I also tried this in the purrr package:
cohort_vector <- map_int(urwiki$editor, factor,
levels = unique_names$editor,
labels = unique_names$cohort)
with the corresponding error:
Error in .f(.x[[i]], ...) :
invalid 'labels'; length 12863 should be 1 or 12862
The tibble:
urwiki <- structure(list(articleid = c("4", "4", "4", "4", "4", "4"),
date_time = c("1/27/2004 17:36",
"2/20/2004 13:40", "3/3/2004 18:31", "3/3/2004 18:47", "3/3/2004 18:55",
"3/3/2004 19:01"), editor = c("Steve", "Jim",
"Terry", "Steve", "Rachel", "Harvey"
), year = c("2004", "2004", "2004", "2004", "2004", "2004")), .Names =
c("articleid",
"date_time", "editor", "year"), row.names = c(NA, -6L), class =
c("grouped_df",
"tbl_df", "tbl", "data.frame"), vars = "year", drop = TRUE, indices = list(
0:5), group_sizes = 6L, biggest_group_size = 6L, labels =
structure(list(
year = "2004"), row.names = c(NA, -1L), class = "data.frame", vars =
"year", drop = TRUE, .Names = "year"))
The tibble looks like this:
anon articleid date_time deleted editor
<lgl> <int> <chr> <lgl> <chr>
TRUE 4 1/27/2004 17:36 FALSE Steve
TRUE 4 2/20/2004 13:40 FALSE Jim
TRUE 4 3/3/2004 18:31 FALSE Terry
TRUE 4 3/3/2004 18:47 FALSE Steve
TRUE 4 3/3/2004 18:55 FALSE Rachel
I have made a separate tibble that identifies each unique editor and the year that they first appear:
unique_names <- structure(list(cohort = c("2004", "2004", "2004", "2004",
"2004", "2004"), editor = c("Jim", "Steve", "Harvey", "Rachel", "Terry",
"139.164.251.34"), n = c(65L, 2L, 1L, 1L, 1L, 9L)),
.Names = c("cohort", "editor",
"n"), row.names = c(NA, -6L), class = c("grouped_df", "tbl_df",
"tbl", "data.frame"), vars = c("cohort", "editor"), drop = TRUE, indices =
list(
0L, 1L, 2L, 3L, 4L, 5L), group_sizes = c(1L, 1L, 1L, 1L,
1L, 1L), biggest_group_size = 1L, labels = structure(list(cohort = c("2004",
"2004", "2004", "2004", "2004", "2004"), editor = c("Jim",
"Steve", "Harvey",
"Rachel", "Terry", "139.164.251.34")), row.names = c(NA,
-6L), class = "data.frame", vars = c("cohort", "editor"), drop = TRUE,
.Names = c("cohort",
"editor")))
it looks like:
cohort editor
<chr> <chr>
2004 Jim
2004 Steve
2004 Harvey
so I am trying to make a vector the length of the original set, that identifies each editor by its cohort. Then I can add that vector to the original tibble to associate each row with the cohort of the editor, rather than just the year that it was created. In this example, the vector would just be a vector of 6 "2004"s.
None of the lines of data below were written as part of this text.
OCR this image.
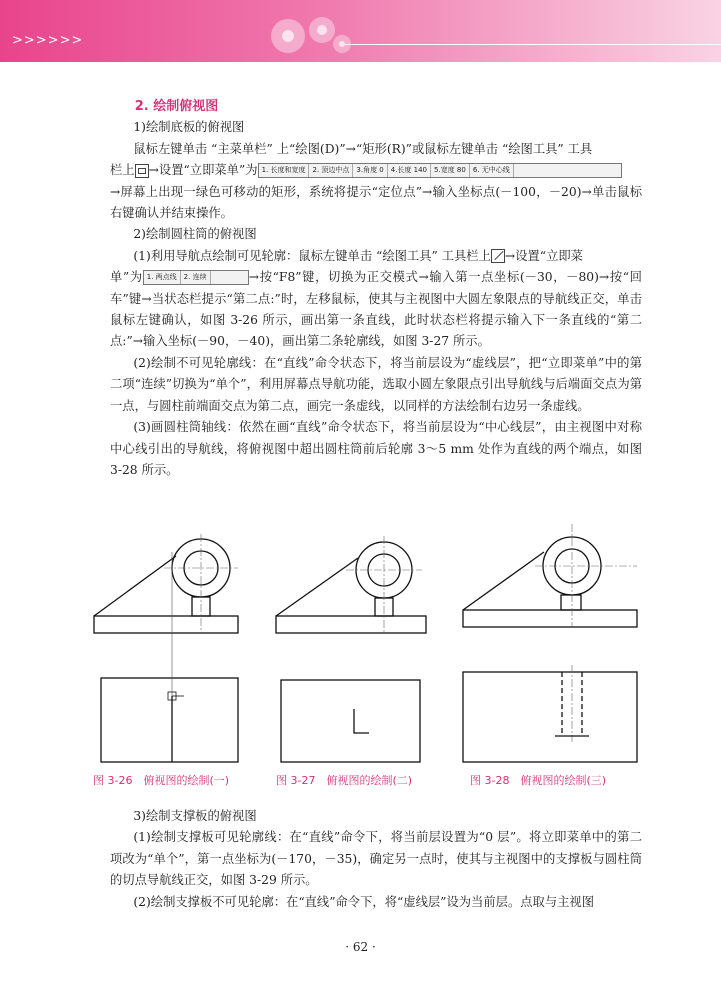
>>>>>>

2. 绘制俯视图

1)绘制底板的俯视图

鼠标左键单击 “主菜单栏” 上“绘图(D)”→“矩形(R)”或鼠标左键单击 “绘图工具” 工具

栏上 →设置“立即菜单”为 1. 长度和宽度 2. 顶边中点 3.角度 0 4.长度 140 5.宽度 80 6. 无中心线

→屏幕上出现一绿色可移动的矩形，系统将提示“定位点”→输入坐标点(－100，－20)→单击鼠标右键确认并结束操作。

2)绘制圆柱筒的俯视图

(1)利用导航点绘制可见轮廓：鼠标左键单击 “绘图工具” 工具栏上 →设置“立即菜

单”为 1. 两点线 2. 连续	→按“F8”键，切换为正交模式→输入第一点坐标(－30，－80)→按“回车”键→当状态栏提示“第二点:”时，左移鼠标，使其与主视图中大圆左象限点的导航线正交，单击鼠标左键确认，如图 3-26 所示，画出第一条直线，此时状态栏将提示输入下一条直线的“第二点:”→输入坐标(－90，－40)，画出第二条轮廓线，如图 3-27 所示。

(2)绘制不可见轮廓线：在“直线”命令状态下，将当前层设为“虚线层”，把“立即菜单”中的第二项“连续”切换为“单个”，利用屏幕点导航功能，选取小圆左象限点引出导航线与后端面交点为第一点，与圆柱前端面交点为第二点，画完一条虚线，以同样的方法绘制右边另一条虚线。

(3)画圆柱筒轴线：依然在画“直线”命令状态下，将当前层设为“中心线层”，由主视图中对称中心线引出的导航线，将俯视图中超出圆柱筒前后轮廓 3～5 mm 处作为直线的两个端点，如图 3-28 所示。

图 3-26　俯视图的绘制(一)	图 3-27　俯视图的绘制(二)	图 3-28　俯视图的绘制(三)

3)绘制支撑板的俯视图

(1)绘制支撑板可见轮廓线：在“直线”命令下，将当前层设置为“0 层”。将立即菜单中的第二项改为“单个”，第一点坐标为(－170，－35)，确定另一点时，使其与主视图中的支撑板与圆柱筒的切点导航线正交，如图 3-29 所示。

(2)绘制支撑板不可见轮廓：在“直线”命令下，将“虚线层”设为当前层。点取与主视图

· 62 ·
When I run the map_int function on the above head() data, it does not give me the error, but also doesn't return the vector I need.
The for() loop I mentioned before looked something like this:
cohort_vector <- vector("integer", nrow(urwiki2))
for (i in seq_along(urwiki2)){
for(j in seq_along(unique_names)){
if(identical(unique_names[[j, "editor"]], urwiki2[[i,"editor"]]) ){
cohort_vector[[i]] <- unique_names[[j, "cohort"]]
}
}
}
This for loop works on the sample data above, but does not repeat names, ie. the second "Steve" will not be matched and the value will return 0. However, when I run this with my actual data set(700,000+ rows), I just end up with a vector of 700,000 zeroes.